Courrier des lecteurs|Mis à jour il y a 21 minutes

CN et CPKC: une grève qui pourrait tout changer

(Photo: 123RF)

Un texte de Stéphane Lacroix, expert-conseil en gestion de crise et en relations publiques, ainsi qu’ancien directeur des communications d’un syndicat canadien

COURRIER DES LECTEURS. Au moment où j’écris ces lignes, le syndicat qui représente les cheminots au CN et au CPKC pourrait déclencher une grève de grande ampleur. Pour la première fois depuis 1995, le système ferroviaire canadien pourrait être paralysé d’un bout à l’autre du pays parce que les cheminots des deux transporteurs ferroviaires déclencheraient une grève simultanément.

On assisterait donc à la troisième grève «générale» dans le secteur ferroviaire, après celles de 1950 et de 1995. On rappelle que ces deux conflits s’étaient terminés par un retour forcé au travail imposé par les gouvernements de l’époque.

Pour comprendre ce conflit de travail, il m’apparait qu’une analyse multidimensionnelle est nécessaire, ce que je retrouve peu dans les médias en ce moment.

Revendications et demandes

Avec plus de 20 ans d’expérience en tant que directeur des communications pour l’organisation syndicale représentant les cheminots du CN et du CPKC, j’ai assisté à de nombreux pourparlers et conflits de travail dans cette industrie. Un schéma commun s’est dégagé au fil du temps. La séquence suivante est souvent observée: les parties discutent de manière prolongée avec peu de succès, un vote de grève pour accentuer la pression est pris auprès des cheminots et finalement un conflit est déclenché.
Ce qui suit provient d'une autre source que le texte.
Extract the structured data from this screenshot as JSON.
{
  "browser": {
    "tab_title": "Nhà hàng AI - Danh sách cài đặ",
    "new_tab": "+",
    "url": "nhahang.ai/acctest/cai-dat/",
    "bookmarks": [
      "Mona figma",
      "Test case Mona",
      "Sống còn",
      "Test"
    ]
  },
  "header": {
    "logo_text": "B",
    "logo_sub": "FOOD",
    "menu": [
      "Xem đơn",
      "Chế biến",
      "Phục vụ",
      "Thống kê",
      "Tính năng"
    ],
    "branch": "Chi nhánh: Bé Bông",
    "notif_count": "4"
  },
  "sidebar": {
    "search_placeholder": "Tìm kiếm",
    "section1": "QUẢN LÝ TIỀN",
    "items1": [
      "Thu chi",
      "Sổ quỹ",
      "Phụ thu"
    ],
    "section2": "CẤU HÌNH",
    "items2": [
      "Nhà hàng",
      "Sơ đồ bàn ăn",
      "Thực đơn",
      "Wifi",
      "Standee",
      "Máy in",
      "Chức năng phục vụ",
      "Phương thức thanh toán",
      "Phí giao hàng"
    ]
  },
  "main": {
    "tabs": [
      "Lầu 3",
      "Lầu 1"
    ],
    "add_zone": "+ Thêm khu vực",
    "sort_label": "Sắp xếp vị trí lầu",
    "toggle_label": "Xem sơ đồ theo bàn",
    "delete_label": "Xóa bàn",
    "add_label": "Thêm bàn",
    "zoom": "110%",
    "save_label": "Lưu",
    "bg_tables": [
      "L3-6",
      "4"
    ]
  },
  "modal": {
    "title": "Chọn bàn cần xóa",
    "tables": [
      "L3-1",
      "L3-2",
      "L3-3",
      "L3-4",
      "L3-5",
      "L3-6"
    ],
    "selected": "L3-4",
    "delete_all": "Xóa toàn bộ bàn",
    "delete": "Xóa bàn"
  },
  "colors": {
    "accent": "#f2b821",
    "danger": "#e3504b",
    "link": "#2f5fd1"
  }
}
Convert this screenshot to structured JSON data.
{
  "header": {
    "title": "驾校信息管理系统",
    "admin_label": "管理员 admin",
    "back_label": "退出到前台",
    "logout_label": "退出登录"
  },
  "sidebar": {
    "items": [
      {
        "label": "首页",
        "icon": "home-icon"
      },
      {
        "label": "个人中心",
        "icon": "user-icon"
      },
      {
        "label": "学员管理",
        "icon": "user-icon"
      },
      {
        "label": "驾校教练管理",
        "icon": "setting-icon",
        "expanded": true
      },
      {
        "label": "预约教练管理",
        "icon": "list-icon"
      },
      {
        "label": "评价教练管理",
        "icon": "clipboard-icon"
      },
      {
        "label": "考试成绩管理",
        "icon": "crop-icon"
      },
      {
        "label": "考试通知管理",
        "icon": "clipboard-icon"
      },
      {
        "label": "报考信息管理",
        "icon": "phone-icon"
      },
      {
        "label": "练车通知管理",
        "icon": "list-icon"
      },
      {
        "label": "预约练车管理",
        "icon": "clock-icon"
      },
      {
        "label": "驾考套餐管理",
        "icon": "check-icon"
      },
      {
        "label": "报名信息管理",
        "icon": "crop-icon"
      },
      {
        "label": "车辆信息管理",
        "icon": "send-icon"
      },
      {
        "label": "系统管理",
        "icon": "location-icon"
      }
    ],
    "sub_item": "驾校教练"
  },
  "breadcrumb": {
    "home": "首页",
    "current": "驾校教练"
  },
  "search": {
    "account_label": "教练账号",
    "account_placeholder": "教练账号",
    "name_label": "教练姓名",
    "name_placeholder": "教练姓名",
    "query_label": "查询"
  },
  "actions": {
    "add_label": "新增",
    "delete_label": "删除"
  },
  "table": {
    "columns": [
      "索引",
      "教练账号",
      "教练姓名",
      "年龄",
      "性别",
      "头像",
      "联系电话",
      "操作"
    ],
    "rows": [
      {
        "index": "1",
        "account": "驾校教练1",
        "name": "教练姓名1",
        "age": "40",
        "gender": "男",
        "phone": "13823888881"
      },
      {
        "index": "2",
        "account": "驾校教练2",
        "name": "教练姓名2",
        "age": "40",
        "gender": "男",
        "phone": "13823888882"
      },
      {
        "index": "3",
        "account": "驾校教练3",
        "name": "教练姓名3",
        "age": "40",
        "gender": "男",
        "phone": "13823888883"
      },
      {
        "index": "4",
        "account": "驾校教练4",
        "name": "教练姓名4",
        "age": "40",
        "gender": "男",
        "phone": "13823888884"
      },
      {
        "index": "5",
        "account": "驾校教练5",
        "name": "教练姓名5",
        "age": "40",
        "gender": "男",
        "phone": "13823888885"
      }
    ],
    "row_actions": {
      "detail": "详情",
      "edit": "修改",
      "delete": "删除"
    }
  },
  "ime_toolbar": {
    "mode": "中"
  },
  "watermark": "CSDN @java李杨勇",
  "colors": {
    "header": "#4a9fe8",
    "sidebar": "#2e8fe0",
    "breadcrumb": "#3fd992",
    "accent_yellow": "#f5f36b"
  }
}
D’un côté, les revendications syndicales restent les mêmes depuis deux décennies. Elles sont centrées sur la santé, la sécurité, et les conditions de travail des cheminots. Les transporteurs, en revanche, recherchent plus de flexibilité et de prévisibilité, traduisant leur désir d’un contrôle accru sur les opérations du réseau ferroviaire.

La récurrence au fil du temps des points de désaccord entre les parties s’explique en partie par l’interventionnisme d’Ottawa, qui souhaite ou impose souvent une résolution rapide aux conflits par l’entremise des arbitres ou conciliateurs. Cette dynamique complique la capacité du syndicat à mener des grèves prolongées, notamment à cause de lois spéciales. Sachant qu’un syndicat qui n’est pas en mesure de tenir son bout — c’est-à-dire de ne pas prolonger une grève lorsque c’est nécessaire — il lui est difficile d’imposer ses vues à un employeur.

Des conséquences économiques et politiques

Les chemins de fer au Canada transportent des marchandises d’une valeur de plus de 350 milliards de dollars annuellement, représentant plus de 50% des exportations nationales. Une grève chez ces deux transporteurs ferroviaires aurait donc un effet significatif sur l’économie et testerait la volonté du gouvernement fédéral de résister aux pressions provenant du milieu économique.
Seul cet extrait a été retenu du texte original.